Social distancing implemented by countries across the world to combat the spread of coronavirus has caused unprecedented changes in our daily lives. The situation posed a great challenge to educational institutions across the world, causing them to cancel lectures and graduation ceremonies, and, where applicable, ask students to vacate their halls and accommodation.
In adapting to the situation, most institutions have adopted online learning. For many traditional institutions this is the first time that they are trying to use technology on such a large scale. In their hurry to adopt technology to overcome the immediate threat of not being able to continue, there is always the danger of institutions rushing into using technologies without proper appraisal (accessibility, security and privacy concerns, for example) or adequate user training.

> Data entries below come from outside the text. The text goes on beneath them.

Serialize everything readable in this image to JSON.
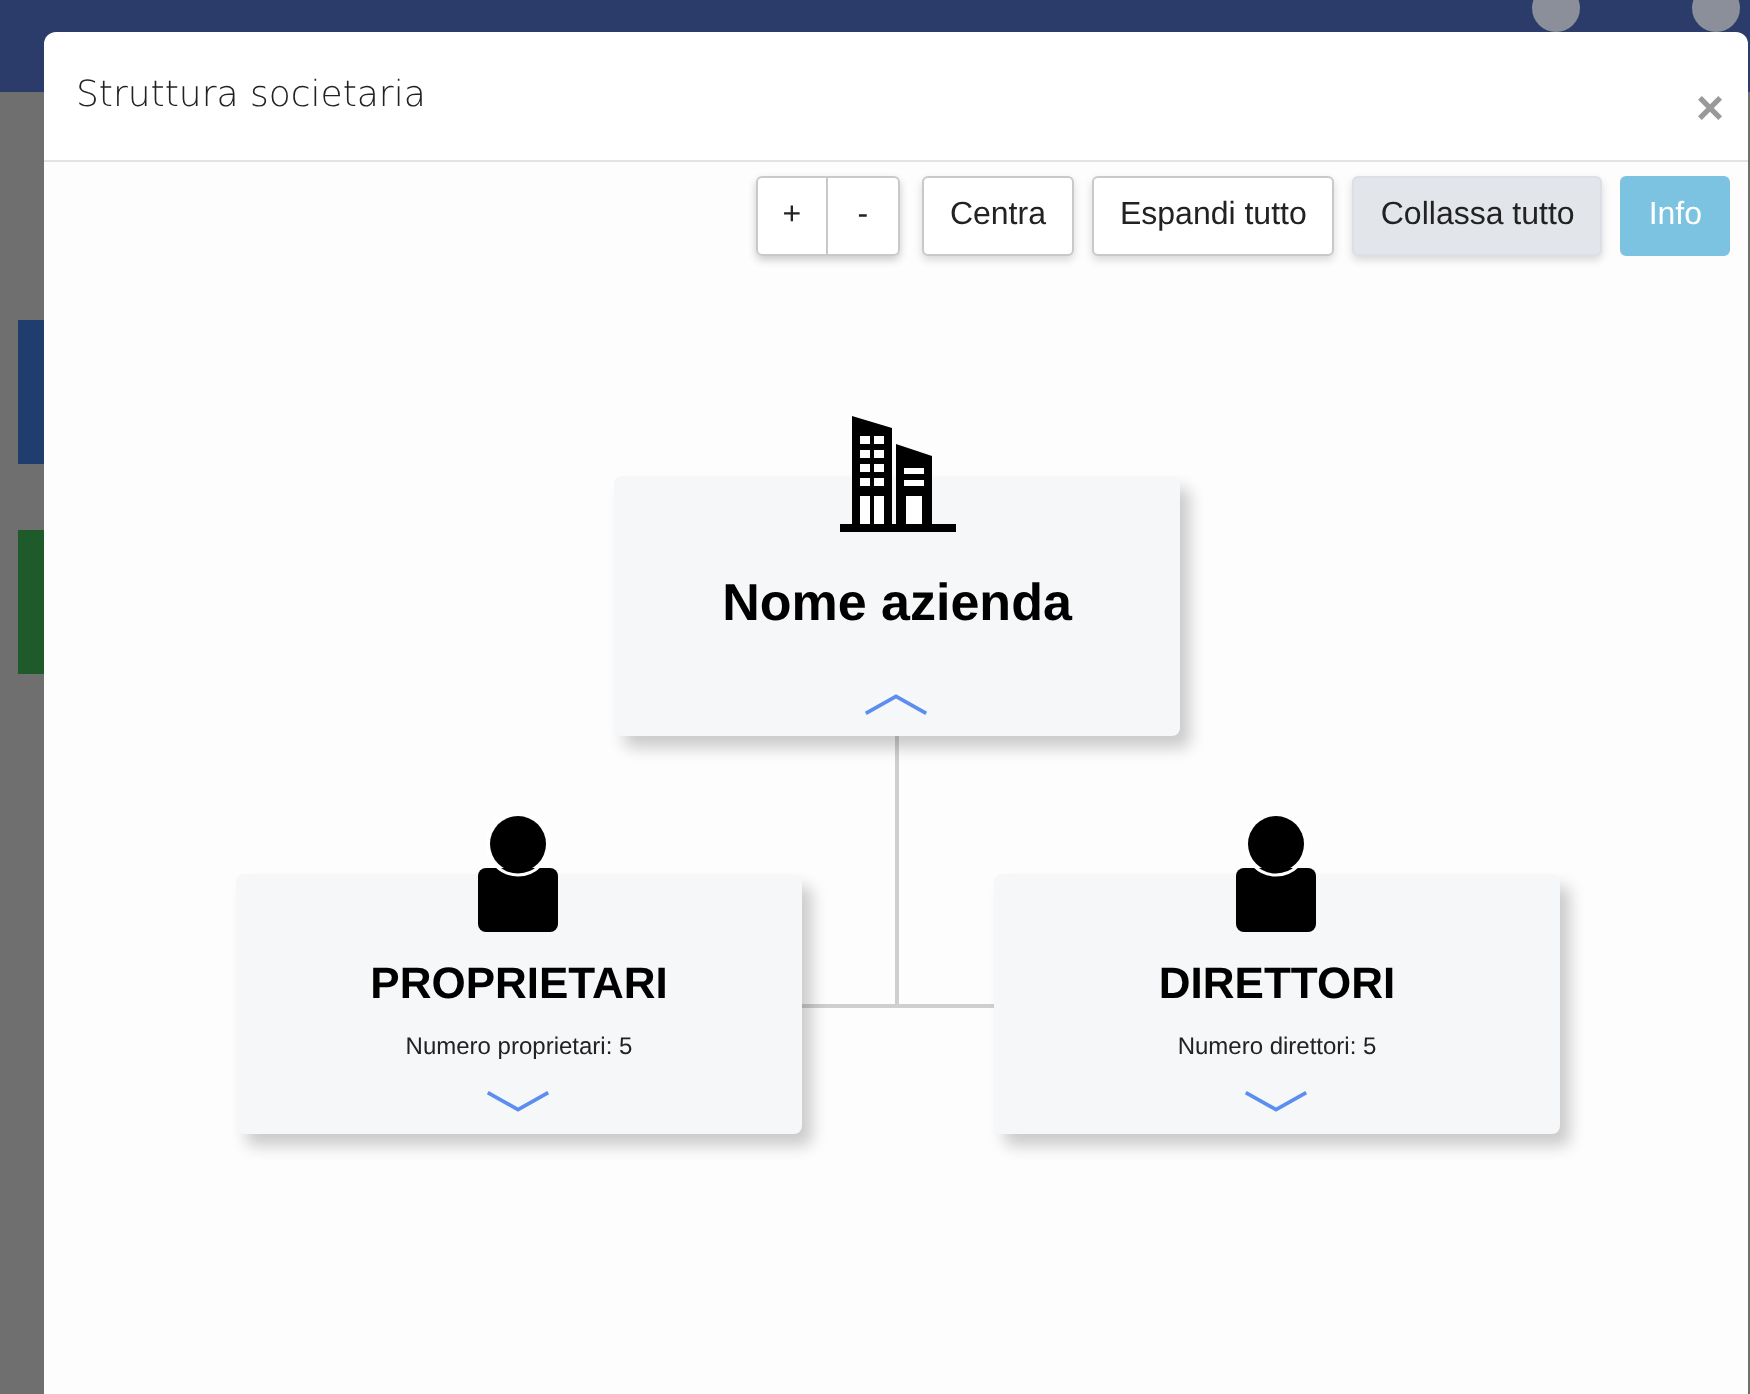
{
  "modal": {
    "title": "Struttura societaria",
    "close": "×"
  },
  "toolbar": {
    "zoom_buttons": [
      {
        "label": "+"
      },
      {
        "label": "-"
      }
    ],
    "buttons": [
      {
        "label": "Centra",
        "kind": "default"
      },
      {
        "label": "Espandi tutto",
        "kind": "default"
      },
      {
        "label": "Collassa tutto",
        "kind": "active"
      },
      {
        "label": "Info",
        "kind": "info"
      }
    ]
  },
  "root": {
    "title": "Nome azienda",
    "kind": "company",
    "expanded": true
  },
  "children": [
    {
      "title": "PROPRIETARI",
      "subtitle": "Numero proprietari: 5",
      "kind": "group",
      "expanded": false
    },
    {
      "title": "DIRETTORI",
      "subtitle": "Numero direttori: 5",
      "kind": "group",
      "expanded": false
    }
  ]
}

There is also the possibility of excluding groups of users who are not able to engage with the technologies for various reasons. Some may not possess the required level of digital literacy while there could also be issues of accessibility both for people with disabilities and people who do not have the luxury of unlimited, uninterrupted, broadband connectivity. Therefore, it is important that people who make decisions address these issues. For example, if a student with a hearing disability was supported by a note-taker in class how could we support this student now that we have moved to online lectures? Or now that most overseas students have gone home to their countries, can we conduct online classes at the same time and expect them to be present despite the time differences? What if the technology we adopt is barred in some countries where our students reside?
If you have lived/visited a developing country, you may have experienced how difficult it can be to get access to the internet away from city centres. The connectivity cannot be relied upon and it often cannot support high-definition videos. In some rural places you would be lucky if you have access to uninterrupted electricity supply!
The questions I pose are considerations which I hope leaders at institutions currently going digital take on board as they work to find new learning solutions for their students.
In my role as a Learning Technology Researcher and Chair of the Online Learning Research Centre at UCEM, I scan the horizon, assess educational technology and consider how we can use it to enhance our students’ experience. We are always thinking about the practical aspect of the technology we appraise. Accessibility is also something we are researching into so that our programmes are accessible to the widest possible student group.
As the leading provider of supported online education for the Built Environment, UCEM is better placed than most to face this difficult situation. As a result, UCEM is advising other institutions in order that the sector can keep educating students to the highest possible standards.